When using plot(), I observed a figure (let's call it figure 1) that displayed a relatively smaller CI.

Figure 1

On the other hand, with ggplot2, by manually calculating and adding the CI ribbon, the resulting CI appeared much larger. (Figure 2)

Figure 2

Can anyone shed light on what might be causing this difference? Specifically, what other methods can be used to plot confidence intervals with calculated CI of both the intercept and slope?

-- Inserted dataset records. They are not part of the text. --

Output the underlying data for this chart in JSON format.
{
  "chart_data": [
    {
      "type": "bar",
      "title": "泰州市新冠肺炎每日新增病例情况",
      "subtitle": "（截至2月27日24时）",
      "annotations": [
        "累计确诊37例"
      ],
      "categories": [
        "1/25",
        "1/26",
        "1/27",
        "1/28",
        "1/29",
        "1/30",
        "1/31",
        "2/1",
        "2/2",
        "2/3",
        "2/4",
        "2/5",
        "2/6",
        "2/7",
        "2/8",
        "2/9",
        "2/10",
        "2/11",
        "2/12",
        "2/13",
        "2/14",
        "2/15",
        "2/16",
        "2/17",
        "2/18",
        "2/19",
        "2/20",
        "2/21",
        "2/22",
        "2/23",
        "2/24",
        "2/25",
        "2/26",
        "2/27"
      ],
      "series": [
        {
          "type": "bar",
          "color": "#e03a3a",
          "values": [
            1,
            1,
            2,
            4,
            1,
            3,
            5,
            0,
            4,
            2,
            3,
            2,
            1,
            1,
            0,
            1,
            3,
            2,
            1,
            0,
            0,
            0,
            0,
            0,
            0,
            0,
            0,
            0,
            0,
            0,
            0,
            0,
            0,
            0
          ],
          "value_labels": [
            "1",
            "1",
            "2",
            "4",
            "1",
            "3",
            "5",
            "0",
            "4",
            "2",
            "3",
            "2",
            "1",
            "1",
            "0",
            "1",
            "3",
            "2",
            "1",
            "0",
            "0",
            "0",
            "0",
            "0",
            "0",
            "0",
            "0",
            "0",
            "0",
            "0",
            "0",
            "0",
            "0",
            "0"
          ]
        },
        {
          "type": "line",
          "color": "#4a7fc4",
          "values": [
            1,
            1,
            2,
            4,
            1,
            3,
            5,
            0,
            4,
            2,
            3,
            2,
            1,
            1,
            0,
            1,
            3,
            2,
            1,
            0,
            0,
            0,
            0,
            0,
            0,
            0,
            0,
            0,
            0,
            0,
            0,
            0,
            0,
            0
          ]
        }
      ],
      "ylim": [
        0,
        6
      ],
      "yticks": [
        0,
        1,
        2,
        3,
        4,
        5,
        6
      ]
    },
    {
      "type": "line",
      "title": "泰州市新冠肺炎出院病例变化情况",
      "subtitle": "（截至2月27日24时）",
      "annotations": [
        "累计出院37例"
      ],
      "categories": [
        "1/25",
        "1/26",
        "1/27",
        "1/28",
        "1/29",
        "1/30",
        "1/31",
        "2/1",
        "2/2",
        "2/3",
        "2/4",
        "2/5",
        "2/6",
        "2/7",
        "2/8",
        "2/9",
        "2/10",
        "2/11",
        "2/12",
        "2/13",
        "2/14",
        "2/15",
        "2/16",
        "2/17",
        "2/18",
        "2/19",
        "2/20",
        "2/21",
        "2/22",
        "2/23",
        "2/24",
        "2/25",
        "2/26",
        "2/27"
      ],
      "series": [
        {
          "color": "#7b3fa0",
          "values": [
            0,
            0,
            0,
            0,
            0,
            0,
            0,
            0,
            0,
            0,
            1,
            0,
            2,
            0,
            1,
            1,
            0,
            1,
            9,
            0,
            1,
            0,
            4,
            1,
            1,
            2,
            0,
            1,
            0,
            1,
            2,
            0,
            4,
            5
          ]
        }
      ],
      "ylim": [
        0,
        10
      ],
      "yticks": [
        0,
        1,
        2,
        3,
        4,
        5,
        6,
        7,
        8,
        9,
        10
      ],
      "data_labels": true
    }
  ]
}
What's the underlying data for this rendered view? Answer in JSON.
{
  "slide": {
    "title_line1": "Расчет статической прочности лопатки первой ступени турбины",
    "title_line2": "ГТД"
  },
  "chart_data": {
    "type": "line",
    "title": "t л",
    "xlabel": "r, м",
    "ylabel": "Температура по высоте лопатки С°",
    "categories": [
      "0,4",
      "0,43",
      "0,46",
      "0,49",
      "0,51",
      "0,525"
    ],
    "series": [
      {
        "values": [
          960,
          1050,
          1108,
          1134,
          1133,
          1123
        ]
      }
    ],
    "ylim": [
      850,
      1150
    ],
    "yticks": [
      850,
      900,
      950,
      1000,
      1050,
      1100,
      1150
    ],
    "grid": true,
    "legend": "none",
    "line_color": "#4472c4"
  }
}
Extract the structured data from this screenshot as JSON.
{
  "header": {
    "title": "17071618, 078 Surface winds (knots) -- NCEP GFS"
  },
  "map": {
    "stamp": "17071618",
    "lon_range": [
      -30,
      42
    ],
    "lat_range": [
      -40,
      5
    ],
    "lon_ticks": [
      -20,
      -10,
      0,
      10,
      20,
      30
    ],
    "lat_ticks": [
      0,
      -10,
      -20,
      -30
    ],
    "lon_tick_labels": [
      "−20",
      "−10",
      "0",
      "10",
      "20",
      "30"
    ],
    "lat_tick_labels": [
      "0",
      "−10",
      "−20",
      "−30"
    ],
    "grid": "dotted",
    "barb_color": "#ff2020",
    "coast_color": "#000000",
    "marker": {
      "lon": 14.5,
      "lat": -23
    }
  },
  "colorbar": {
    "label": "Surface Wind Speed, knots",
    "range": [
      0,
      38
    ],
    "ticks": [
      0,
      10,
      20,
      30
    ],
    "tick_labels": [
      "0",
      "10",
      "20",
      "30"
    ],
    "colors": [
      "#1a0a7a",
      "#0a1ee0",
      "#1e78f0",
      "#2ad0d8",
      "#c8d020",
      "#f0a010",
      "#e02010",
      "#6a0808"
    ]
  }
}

Any insights would be highly appreciated. Thank you.


Solution

  • You're computing confidence intervals on the predictions incorrectly. You have

    upper_bound <- pb_intercept_uci + pb_slope_uci * x_vals
    

    and a similar expression for the lower bound. For ordinary linear regression, the confidence intervals would be something like

    sqrt(var_int + 2*cov_int_slope*x + var_slope*x^2)
    

    but looking at the code of MethComp:::predict.PBreg shows that something very different (although presumably correct for this kind of analysis) is being computed. It's possible that this computation is described in the original Passing and Bablok (1983) reference given in ?PBreg: I haven't checked.